Detalle Publicación

Multiplex RNA-based detection of clinically relevant MET alterations in advanced non-small cell lung cancer

Autores: Aguado, C.; Teixido, C.; Roman, R.; Reyes, R.; Gimenez-Capitan, A.; Marin, E.; Cabrera, C.; Vinolas, N.; Castillo, S.; Munoz, S.; Arcocha, A.; Lopez-Vilaro, L; Sullivan, I.; Aldeguer, E.; Rodriguez, S.; Moya, I.; Viteri, S.; Cardona, A. F.; Palmero, R.; Sainz, C.; Mesa-Guzman, M; Lozano Escario, María Dolores; Aguilar-Hernandez, A; Martinez-Bueno, A.; Gonzalez-Cao, M.; Gonzalvo, E.; Leenders, W. P. J.; Rosell, R.; Montuenga Badía, Luis; Prat, A.; Molina-Vila, M. A.; Reguart, N. (Autor de correspondencia)

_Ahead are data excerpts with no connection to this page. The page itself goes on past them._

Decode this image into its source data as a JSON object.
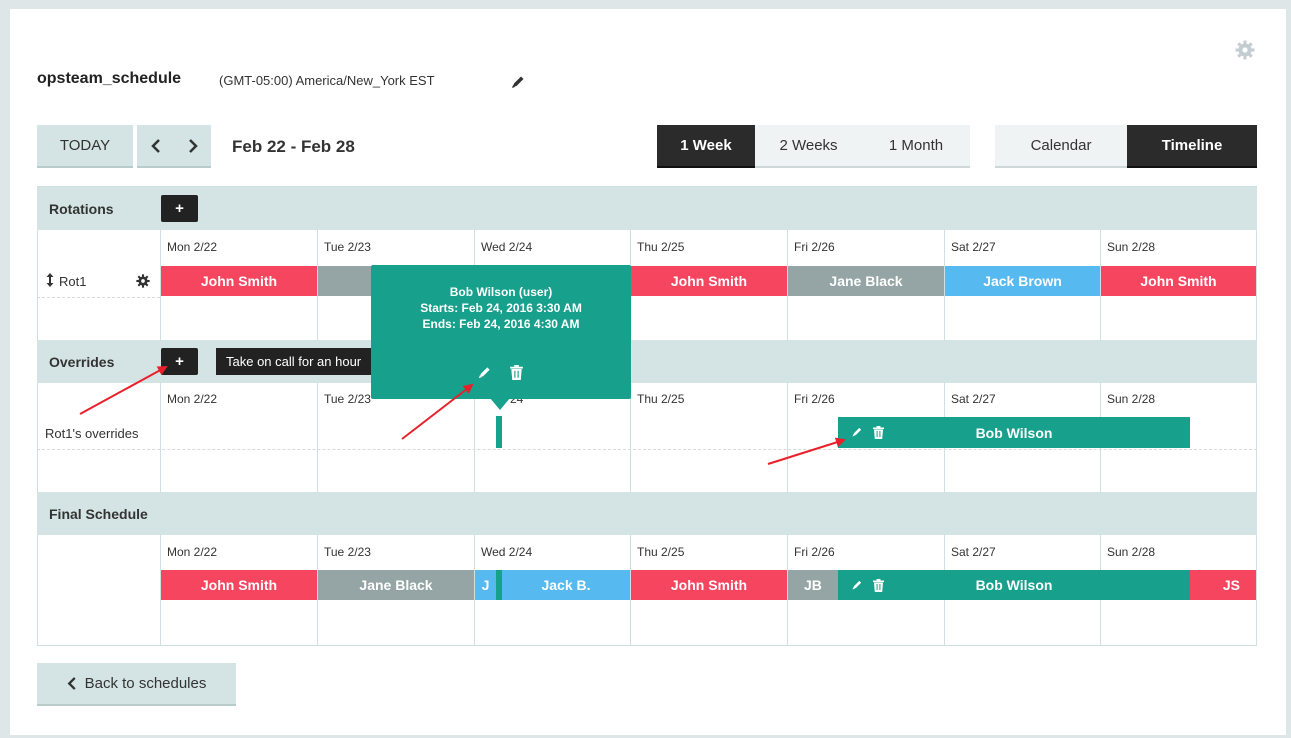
{
  "header": {
    "schedule_name": "opsteam_schedule",
    "timezone": "(GMT-05:00) America/New_York EST"
  },
  "toolbar": {
    "today": "TODAY",
    "prev": "‹",
    "next": "›",
    "date_range": "Feb 22 - Feb 28",
    "ranges": [
      "1 Week",
      "2 Weeks",
      "1 Month"
    ],
    "active_range": "1 Week",
    "views": [
      "Calendar",
      "Timeline"
    ],
    "active_view": "Timeline"
  },
  "days": [
    "Mon 2/22",
    "Tue 2/23",
    "Wed 2/24",
    "Thu 2/25",
    "Fri 2/26",
    "Sat 2/27",
    "Sun 2/28"
  ],
  "rotations": {
    "title": "Rotations",
    "add": "+",
    "row_label": "Rot1",
    "shifts": [
      {
        "name": "John Smith",
        "color": "#f6465f"
      },
      {
        "name": "Ja",
        "color": "#95a5a6"
      },
      {
        "name": "",
        "color": "#56b9f0"
      },
      {
        "name": "John Smith",
        "color": "#f6465f"
      },
      {
        "name": "Jane Black",
        "color": "#95a5a6"
      },
      {
        "name": "Jack Brown",
        "color": "#56b9f0"
      },
      {
        "name": "John Smith",
        "color": "#f6465f"
      }
    ]
  },
  "overrides": {
    "title": "Overrides",
    "add": "+",
    "hint": "Take on call for an hour",
    "row_label": "Rot1's overrides",
    "bar_name": "Bob Wilson",
    "tail_day": "24"
  },
  "tooltip": {
    "line1": "Bob Wilson  (user)",
    "line2": "Starts: Feb 24, 2016 3:30 AM",
    "line3": "Ends: Feb 24, 2016 4:30 AM"
  },
  "final": {
    "title": "Final Schedule",
    "bars": {
      "b1": "John Smith",
      "b2": "Jane Black",
      "b3": "J",
      "b4": "Jack B.",
      "b5": "John Smith",
      "b6": "JB",
      "b7": "Bob Wilson",
      "b8": "JS"
    }
  },
  "footer": {
    "back": "Back to schedules"
  },
  "colors": {
    "red": "#f6465f",
    "gray": "#95a5a6",
    "blue": "#56b9f0",
    "teal": "#17a08c",
    "dark": "#2b2b2b",
    "header_bg": "#d4e4e4"
  }
}
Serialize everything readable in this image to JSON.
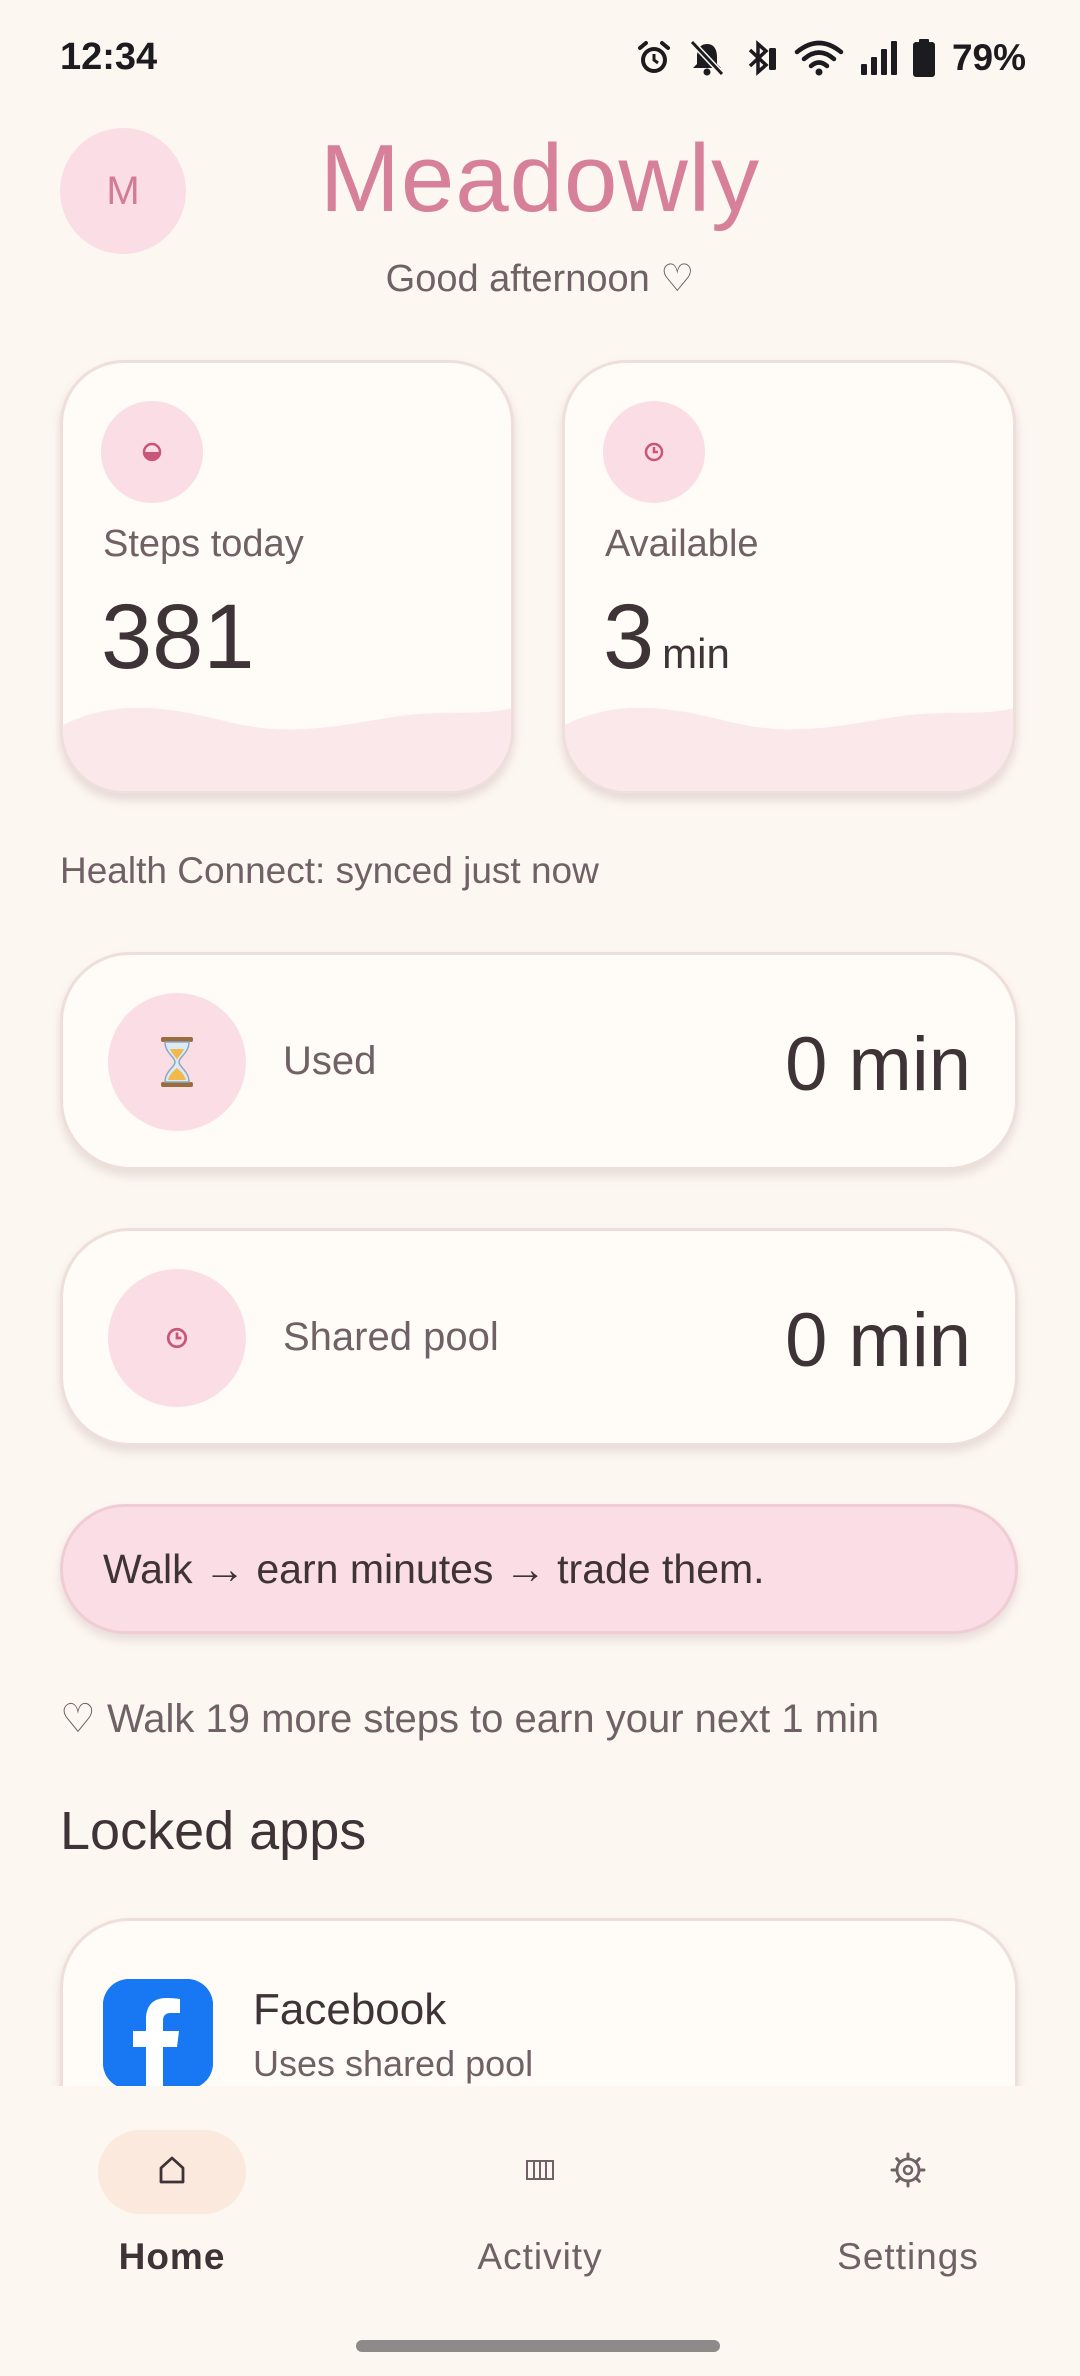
{
  "status_bar": {
    "time": "12:34",
    "battery": "79%",
    "icons": [
      "alarm-icon",
      "bell-off-icon",
      "bluetooth-icon",
      "wifi-icon",
      "signal-icon",
      "battery-icon"
    ]
  },
  "header": {
    "avatar_letter": "M",
    "title": "Meadowly",
    "greeting": "Good afternoon ♡"
  },
  "stats": {
    "steps": {
      "label": "Steps today",
      "value": "381",
      "icon": "half-circle-icon"
    },
    "available": {
      "label": "Available",
      "value": "3",
      "unit": "min",
      "icon": "clock-icon"
    }
  },
  "sync_status": "Health Connect: synced just now",
  "used": {
    "label": "Used",
    "value": "0 min",
    "icon": "hourglass-icon"
  },
  "shared_pool": {
    "label": "Shared pool",
    "value": "0 min",
    "icon": "clock-icon"
  },
  "banner": "Walk → earn minutes → trade them.",
  "hint": "♡ Walk 19 more steps to earn your next 1 min",
  "locked_apps": {
    "title": "Locked apps",
    "items": [
      {
        "name": "Facebook",
        "subtitle": "Uses shared pool",
        "icon": "facebook-icon"
      }
    ]
  },
  "nav": {
    "items": [
      {
        "label": "Home",
        "icon": "home-icon",
        "selected": true
      },
      {
        "label": "Activity",
        "icon": "bars-icon",
        "selected": false
      },
      {
        "label": "Settings",
        "icon": "gear-icon",
        "selected": false
      }
    ]
  },
  "colors": {
    "background": "#FDF7F2",
    "accent_pink": "#D6809A",
    "soft_pink": "#FBDDE5",
    "card": "#FFFBF7",
    "facebook_blue": "#1877F2"
  }
}
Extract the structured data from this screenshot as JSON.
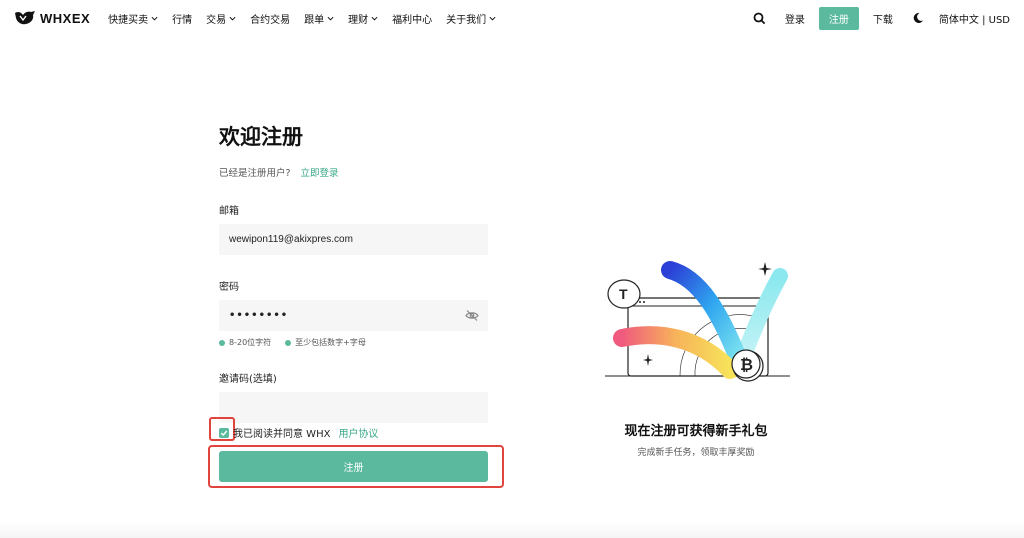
{
  "header": {
    "logo_text": "WHXEX",
    "nav": [
      {
        "label": "快捷买卖",
        "has_dropdown": true
      },
      {
        "label": "行情",
        "has_dropdown": false
      },
      {
        "label": "交易",
        "has_dropdown": true
      },
      {
        "label": "合约交易",
        "has_dropdown": false
      },
      {
        "label": "跟单",
        "has_dropdown": true
      },
      {
        "label": "理财",
        "has_dropdown": true
      },
      {
        "label": "福利中心",
        "has_dropdown": false
      },
      {
        "label": "关于我们",
        "has_dropdown": true
      }
    ],
    "search_icon": "search-icon",
    "login_label": "登录",
    "register_label": "注册",
    "download_label": "下载",
    "theme_icon": "moon-icon",
    "language_currency": "简体中文 | USD"
  },
  "form": {
    "title": "欢迎注册",
    "already_registered": "已经是注册用户?",
    "login_now": "立即登录",
    "email_label": "邮箱",
    "email_value": "wewipon119@akixpres.com",
    "password_label": "密码",
    "password_value": "••••••••",
    "password_hints": [
      "8-20位字符",
      "至少包括数字+字母"
    ],
    "invite_label": "邀请码(选填)",
    "invite_value": "",
    "agree_text": "我已阅读并同意 WHX",
    "agree_link": "用户协议",
    "agree_checked": true,
    "submit_label": "注册"
  },
  "promo": {
    "title": "现在注册可获得新手礼包",
    "subtitle": "完成新手任务，领取丰厚奖励"
  },
  "colors": {
    "accent": "#5bb99e",
    "highlight": "#e0443c"
  }
}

Título de la revista: MOLECULAR ONCOLOGY
ISSN: 1574-7891
Volumen: 15
Número: 2
Páginas: 350 - 363
Fecha de publicación: 2021
Resumen:
MET inhibitors have shown activity in non-small-cell lung cancer patients (NSCLC) with MET amplification and exon 14 skipping (MET Delta ex14). However, patient stratification is imperfect, and thus, response rates have varied widely. Here, we studied MET alterations in 474 advanced NSCLC patients by nCounter, an RNA-based technique, together with next-generation sequencing (NGS), fluorescence in situ hybridization (FISH), immunohistochemistry (IHC), and reverse transcriptase polymerase chain reaction (RT-PCR), exploring correlation with clinical benefit. Of the 474 samples analyzed, 422 (89%) yielded valid results by nCounter, which identified 13 patients (3%) with MET Delta ex14 and 15 patients (3.5%) with very-high MET mRNA expression. These two subgroups were mutually exclusive, displayed distinct phenotypes and did not generally coexist with other drivers. For MET Delta ex14, 3/8 (37.5%) samples positive by nCounter tested negative by NGS. Regarding patients with very-high MET mRNA, 92% had MET amplification by FISH and/or NGS. However, FISH failed to identify three patients (30%) with very-high MET RNA expression, among which one received MET tyrosine kinase inhibitor treatment deriving clinical benefit. Our results indicate that quantitative mRNA-based techniques can improve the selection of patients for MET-targeted therapies.